VMware VMotion, how fast can we go?

Lately while I was testing out specific failover behaviors in vSphere, I accidently discovered that VMotion Speeds (MB/s) are logged in the the /var/log/vmkernel, now that’s cool!

Issue the command tail -f /var/log/vmkernel and than initiate a VMotion. You should get info like this:

Host VMotionning to (receiving)

Nov  7 21:13:14 xxxxxxxx vmkernel: 10:06:06:18.104 cpu3:9131)VMotionRecv: 226: 1257624621919023 D: Estimated network bandwidth 280.495 MB/s   during pre-copy
Nov  7 21:13:15 xxxxxxxx vmkernel: 10:06:06:18.756 cpu2:9131)VMotionRecv: 1078: 1257624621919023 D: Estimated network bandwidth 280.050 MB/  during page-in

Host VMotionning from (sending)

Nov  9 17:44:00 xxxxxxxxvmkernel: 12:01:47:02.229 cpu12:11150)VMotionSend: 2909: 1257781936902648 S: Sent all modified pages to destination (network bandwidth ~287.381 MB/s)

The last notice: “Sent all modified pages to destination (network bandwidth ~xxx.xxx MB/s)” is the overall counter that rates the whole VMotion action.

While seeing this MB/s counters I wondered if there is any speed limit on VMotion other then obviously the network speed limit.  Second I wanted to know if we are using the full 7 Gb that I configured in our current vSphere environment.

So…… Testing Time! 

I’ve got myself 2 vSphere hosts with 64 GB each and VMotionned a newly created Windows 2003 32 GB VM around (The VM uses 30 GB memory thanks to the memory allocation tool)

So the first conclusions:

1) I see is that VMotion is using a “send buffer size of 263536” which is 256 KB;
2) Average VMotion Speed was 285.871 MB/s on the 7 Gb link;
3) I don’t see anything near 750 MB/s (875 MB/s would be the theoretical speed of the 7 Gb link).

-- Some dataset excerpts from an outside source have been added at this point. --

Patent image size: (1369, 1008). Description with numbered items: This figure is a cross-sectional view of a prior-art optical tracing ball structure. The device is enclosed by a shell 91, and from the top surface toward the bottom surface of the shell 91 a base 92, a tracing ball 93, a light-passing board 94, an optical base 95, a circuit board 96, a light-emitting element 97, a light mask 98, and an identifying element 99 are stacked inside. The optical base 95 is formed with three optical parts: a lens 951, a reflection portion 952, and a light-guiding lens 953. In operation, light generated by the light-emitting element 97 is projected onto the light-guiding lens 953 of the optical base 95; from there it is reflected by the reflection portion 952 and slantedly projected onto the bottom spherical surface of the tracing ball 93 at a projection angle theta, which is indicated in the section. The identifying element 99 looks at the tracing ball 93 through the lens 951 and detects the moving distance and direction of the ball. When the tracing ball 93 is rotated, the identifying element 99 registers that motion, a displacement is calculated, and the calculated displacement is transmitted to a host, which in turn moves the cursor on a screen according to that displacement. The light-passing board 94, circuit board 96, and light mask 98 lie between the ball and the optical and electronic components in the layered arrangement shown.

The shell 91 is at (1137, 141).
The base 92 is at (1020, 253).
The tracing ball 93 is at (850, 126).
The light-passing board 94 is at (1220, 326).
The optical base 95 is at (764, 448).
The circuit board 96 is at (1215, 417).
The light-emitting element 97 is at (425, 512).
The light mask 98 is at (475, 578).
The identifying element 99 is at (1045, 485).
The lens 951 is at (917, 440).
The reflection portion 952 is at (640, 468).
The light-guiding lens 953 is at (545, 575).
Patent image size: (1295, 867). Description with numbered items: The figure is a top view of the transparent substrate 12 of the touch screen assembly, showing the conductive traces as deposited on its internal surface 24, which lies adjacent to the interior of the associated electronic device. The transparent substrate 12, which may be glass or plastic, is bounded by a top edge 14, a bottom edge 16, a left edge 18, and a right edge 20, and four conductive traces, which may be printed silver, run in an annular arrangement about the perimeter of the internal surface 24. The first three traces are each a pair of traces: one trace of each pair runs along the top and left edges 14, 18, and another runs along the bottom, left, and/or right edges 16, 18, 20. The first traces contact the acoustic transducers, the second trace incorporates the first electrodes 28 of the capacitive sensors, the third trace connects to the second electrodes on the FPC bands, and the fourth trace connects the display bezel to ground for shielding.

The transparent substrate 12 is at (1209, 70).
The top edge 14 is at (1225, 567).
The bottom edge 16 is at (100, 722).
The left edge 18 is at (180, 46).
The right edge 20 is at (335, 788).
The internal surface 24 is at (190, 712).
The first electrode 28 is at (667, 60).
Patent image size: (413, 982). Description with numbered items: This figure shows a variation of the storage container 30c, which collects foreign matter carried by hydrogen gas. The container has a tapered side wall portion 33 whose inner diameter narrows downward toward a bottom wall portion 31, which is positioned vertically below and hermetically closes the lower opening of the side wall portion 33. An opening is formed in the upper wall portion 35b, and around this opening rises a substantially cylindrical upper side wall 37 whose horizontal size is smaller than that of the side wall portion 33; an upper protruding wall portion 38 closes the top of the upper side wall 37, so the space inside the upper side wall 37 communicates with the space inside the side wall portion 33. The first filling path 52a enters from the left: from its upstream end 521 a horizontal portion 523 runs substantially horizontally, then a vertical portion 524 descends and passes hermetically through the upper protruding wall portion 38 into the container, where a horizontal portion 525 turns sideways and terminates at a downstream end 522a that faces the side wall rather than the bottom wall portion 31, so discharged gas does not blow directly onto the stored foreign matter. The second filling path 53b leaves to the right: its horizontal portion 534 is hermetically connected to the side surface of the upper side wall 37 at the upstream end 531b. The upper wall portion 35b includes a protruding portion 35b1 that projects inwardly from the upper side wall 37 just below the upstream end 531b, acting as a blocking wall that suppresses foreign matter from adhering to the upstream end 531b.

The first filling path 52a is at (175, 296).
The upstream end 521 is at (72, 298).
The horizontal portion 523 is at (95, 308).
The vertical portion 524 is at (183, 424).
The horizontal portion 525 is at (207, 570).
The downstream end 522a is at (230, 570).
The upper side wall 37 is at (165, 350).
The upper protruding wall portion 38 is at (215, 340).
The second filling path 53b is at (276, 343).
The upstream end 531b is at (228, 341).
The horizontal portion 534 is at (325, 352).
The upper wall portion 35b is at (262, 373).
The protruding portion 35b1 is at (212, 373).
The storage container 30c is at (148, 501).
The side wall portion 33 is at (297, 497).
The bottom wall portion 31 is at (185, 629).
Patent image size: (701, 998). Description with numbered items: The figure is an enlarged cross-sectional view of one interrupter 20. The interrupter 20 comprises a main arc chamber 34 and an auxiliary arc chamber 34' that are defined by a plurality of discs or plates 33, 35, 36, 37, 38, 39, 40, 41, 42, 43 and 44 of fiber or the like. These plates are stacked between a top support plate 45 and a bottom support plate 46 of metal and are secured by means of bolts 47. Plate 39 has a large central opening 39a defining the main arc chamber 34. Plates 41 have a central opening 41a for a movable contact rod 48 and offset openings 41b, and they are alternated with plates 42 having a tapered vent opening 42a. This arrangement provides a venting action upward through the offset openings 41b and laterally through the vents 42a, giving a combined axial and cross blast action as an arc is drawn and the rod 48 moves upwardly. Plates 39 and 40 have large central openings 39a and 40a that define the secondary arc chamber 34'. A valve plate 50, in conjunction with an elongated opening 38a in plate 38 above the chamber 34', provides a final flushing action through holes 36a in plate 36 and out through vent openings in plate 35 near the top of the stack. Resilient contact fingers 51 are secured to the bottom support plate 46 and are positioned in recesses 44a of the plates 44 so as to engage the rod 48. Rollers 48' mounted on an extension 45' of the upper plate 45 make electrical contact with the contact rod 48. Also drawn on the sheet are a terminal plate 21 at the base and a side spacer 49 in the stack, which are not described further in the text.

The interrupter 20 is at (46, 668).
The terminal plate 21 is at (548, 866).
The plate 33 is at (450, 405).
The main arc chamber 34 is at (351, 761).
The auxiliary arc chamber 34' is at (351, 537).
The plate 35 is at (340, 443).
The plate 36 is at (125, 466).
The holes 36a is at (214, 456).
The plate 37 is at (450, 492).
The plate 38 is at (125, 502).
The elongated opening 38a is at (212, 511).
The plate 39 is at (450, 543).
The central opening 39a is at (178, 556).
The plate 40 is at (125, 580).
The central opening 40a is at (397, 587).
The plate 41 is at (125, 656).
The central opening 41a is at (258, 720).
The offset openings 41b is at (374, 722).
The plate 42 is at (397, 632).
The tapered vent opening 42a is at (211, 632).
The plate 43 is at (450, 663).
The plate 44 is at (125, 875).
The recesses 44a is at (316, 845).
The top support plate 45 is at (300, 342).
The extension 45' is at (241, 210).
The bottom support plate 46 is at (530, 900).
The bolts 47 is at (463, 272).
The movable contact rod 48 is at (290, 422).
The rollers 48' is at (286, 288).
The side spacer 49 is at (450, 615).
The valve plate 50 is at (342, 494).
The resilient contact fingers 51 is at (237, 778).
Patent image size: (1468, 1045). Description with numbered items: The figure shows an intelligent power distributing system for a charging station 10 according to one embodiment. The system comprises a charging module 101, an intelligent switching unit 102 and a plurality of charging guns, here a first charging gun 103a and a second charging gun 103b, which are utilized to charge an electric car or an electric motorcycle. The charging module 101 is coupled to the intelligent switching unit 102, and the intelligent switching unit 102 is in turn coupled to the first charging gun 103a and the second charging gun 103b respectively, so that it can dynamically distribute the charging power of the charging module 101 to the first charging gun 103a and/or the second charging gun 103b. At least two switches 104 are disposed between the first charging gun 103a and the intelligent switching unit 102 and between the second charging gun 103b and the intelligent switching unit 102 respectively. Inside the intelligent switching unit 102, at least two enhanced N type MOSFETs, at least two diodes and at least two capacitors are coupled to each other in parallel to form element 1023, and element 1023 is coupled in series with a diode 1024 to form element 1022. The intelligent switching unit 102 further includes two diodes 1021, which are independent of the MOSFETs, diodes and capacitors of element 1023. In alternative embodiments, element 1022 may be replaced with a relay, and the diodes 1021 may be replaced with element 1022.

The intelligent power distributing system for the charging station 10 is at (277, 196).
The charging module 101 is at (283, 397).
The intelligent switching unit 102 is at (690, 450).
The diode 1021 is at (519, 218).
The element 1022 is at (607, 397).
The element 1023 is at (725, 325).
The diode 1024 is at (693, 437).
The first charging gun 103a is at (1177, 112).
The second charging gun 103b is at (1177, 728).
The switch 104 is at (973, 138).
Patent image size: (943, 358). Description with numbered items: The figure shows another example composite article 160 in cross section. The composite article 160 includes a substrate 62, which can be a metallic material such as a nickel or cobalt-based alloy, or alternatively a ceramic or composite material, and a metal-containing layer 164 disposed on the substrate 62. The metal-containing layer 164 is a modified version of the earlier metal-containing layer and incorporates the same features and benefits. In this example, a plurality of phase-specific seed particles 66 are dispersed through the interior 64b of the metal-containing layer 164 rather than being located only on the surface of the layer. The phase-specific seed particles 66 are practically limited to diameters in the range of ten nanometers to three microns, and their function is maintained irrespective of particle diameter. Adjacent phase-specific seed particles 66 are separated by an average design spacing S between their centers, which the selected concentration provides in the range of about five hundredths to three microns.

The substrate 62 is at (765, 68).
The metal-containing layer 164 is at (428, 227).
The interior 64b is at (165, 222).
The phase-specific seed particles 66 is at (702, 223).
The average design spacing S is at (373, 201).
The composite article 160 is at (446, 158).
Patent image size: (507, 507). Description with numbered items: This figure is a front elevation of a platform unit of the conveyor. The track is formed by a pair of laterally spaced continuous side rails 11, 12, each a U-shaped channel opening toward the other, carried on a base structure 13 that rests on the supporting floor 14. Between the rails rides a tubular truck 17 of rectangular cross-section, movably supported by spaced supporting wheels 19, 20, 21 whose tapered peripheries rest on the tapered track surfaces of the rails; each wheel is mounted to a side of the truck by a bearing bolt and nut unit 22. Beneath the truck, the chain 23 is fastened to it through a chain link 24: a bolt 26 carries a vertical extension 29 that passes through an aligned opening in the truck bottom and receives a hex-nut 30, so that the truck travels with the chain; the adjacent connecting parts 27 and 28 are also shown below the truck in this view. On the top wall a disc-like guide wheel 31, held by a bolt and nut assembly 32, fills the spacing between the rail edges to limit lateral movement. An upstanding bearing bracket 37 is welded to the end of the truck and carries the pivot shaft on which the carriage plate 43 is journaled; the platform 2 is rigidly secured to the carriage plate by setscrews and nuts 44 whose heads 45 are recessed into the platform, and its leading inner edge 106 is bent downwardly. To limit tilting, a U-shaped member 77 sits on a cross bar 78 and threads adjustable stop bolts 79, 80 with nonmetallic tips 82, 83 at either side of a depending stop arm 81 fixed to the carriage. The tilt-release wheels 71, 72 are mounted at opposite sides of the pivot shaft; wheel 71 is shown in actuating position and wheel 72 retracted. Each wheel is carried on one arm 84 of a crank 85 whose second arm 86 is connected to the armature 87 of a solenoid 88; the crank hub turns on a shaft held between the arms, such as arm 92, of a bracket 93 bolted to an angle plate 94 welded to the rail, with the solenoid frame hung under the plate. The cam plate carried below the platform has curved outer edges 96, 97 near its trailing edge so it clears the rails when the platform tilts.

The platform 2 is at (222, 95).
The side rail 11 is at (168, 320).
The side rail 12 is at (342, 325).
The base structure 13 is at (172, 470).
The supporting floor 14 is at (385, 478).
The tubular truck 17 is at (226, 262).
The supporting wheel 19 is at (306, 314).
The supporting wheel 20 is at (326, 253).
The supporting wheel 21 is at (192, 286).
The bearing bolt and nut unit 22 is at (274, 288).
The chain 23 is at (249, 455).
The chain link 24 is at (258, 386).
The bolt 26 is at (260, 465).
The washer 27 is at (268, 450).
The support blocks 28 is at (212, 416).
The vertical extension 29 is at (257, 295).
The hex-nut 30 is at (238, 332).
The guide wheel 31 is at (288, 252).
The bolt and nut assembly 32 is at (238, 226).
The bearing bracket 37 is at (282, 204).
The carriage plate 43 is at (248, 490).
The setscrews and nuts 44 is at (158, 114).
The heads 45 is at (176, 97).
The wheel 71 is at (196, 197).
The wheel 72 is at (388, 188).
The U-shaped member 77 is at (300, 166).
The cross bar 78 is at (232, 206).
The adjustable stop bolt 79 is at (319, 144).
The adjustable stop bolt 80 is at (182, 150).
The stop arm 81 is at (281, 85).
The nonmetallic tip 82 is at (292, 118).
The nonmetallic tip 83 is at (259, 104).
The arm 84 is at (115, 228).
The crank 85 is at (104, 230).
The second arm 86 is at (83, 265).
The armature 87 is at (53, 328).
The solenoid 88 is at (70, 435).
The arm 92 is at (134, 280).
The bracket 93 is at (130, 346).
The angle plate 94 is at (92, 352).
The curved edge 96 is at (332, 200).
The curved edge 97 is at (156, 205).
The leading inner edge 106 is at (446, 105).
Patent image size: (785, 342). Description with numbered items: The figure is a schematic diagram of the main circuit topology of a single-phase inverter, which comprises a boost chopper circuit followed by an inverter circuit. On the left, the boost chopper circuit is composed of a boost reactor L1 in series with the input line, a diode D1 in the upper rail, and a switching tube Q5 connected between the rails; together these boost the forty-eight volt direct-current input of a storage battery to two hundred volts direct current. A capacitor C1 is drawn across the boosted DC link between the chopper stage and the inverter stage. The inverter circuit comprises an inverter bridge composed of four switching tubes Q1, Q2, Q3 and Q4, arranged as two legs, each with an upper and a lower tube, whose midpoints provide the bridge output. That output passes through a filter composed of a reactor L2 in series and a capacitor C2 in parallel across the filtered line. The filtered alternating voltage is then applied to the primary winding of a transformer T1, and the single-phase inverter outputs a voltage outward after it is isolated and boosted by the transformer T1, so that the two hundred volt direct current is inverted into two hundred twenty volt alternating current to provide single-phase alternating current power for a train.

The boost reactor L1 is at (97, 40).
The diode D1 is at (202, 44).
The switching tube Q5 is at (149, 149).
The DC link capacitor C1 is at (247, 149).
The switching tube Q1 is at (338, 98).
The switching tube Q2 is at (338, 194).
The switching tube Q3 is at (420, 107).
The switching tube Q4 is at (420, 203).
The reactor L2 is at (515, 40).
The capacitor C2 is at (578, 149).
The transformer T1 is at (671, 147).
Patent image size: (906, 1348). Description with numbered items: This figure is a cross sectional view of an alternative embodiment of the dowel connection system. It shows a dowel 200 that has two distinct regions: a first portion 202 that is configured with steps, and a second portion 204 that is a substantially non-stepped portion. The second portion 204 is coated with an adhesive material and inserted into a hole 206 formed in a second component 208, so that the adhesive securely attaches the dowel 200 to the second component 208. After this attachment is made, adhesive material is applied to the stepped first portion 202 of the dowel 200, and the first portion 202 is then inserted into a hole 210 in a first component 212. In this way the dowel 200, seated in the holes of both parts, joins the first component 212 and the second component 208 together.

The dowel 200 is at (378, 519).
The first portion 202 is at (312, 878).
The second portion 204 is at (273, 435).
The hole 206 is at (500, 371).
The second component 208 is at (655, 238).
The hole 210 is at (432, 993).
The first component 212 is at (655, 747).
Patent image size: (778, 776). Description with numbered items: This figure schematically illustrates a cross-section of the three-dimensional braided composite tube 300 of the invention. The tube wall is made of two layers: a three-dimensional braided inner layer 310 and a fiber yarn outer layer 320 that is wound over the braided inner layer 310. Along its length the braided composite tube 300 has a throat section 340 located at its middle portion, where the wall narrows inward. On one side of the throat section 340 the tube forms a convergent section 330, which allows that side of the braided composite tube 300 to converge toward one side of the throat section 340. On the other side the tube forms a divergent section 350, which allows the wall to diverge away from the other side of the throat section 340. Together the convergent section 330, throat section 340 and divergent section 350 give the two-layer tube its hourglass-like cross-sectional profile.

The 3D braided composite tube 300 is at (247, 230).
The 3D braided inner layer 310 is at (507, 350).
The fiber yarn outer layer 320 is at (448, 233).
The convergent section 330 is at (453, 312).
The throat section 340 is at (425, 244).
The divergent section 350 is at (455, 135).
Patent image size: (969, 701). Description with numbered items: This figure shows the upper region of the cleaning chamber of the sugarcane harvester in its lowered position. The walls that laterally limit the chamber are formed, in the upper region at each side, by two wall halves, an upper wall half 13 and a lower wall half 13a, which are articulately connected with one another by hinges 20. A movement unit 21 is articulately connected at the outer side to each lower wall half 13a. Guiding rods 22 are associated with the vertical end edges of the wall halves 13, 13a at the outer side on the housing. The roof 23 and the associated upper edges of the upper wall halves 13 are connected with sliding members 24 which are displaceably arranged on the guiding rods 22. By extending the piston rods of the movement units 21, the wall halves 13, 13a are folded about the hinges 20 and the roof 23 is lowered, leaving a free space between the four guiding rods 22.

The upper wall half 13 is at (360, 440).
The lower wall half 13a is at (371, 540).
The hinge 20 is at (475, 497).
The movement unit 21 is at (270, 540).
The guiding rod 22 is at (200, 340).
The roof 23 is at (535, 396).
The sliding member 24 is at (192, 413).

Next step: I’ve created a VMotion-Virtual Machine Port Group to the vSwitch serving VMotion to be able to attach my test VM’s

vSwitch VMotion Configuration

I’ve took 2 other Windows 2003 VM’s (with vmxnet3) and ran iperf.exe (a Windows Network Bandwidth Tester) on them with the same frame size VMotion uses (256KB) to measure bandwidth between those 2 VM’s.
First tests were on the default VM Network (1Gb) and second test were done on the VMotion vSwitch (with theVirtual Machine Port Group created on it)

Speeds on 1 Gb Windows 2003Speeds on 1 Gb

Speeds on 7 Gb Windows 2003Speeds on 7Gb

The results show that my speed on the 1 Gb network is 114 MB/s which is good since theoretically it could be 125 MB/s
The 7 Gb network however only gives me an average of 220 MB/s which is bad since I would except something around ~750 MB/s.
Please again note that VMotion is running at ~285 MB/s which is somewhat the same as the maximum I’m measuring with iperf (~220 MB/s excluding the VM network stack overhead)

So, why can’t I go any faster?

Running the iperf test on the 7 Gb link with 2 Windows 2008 VM’s (vmxnet3) gave much better results! (almost twice as fast)
To make this test more complete I ran longer iperf tests, i.e. 90 seconds just as long as an average VMotion of the 32 GB VM takes.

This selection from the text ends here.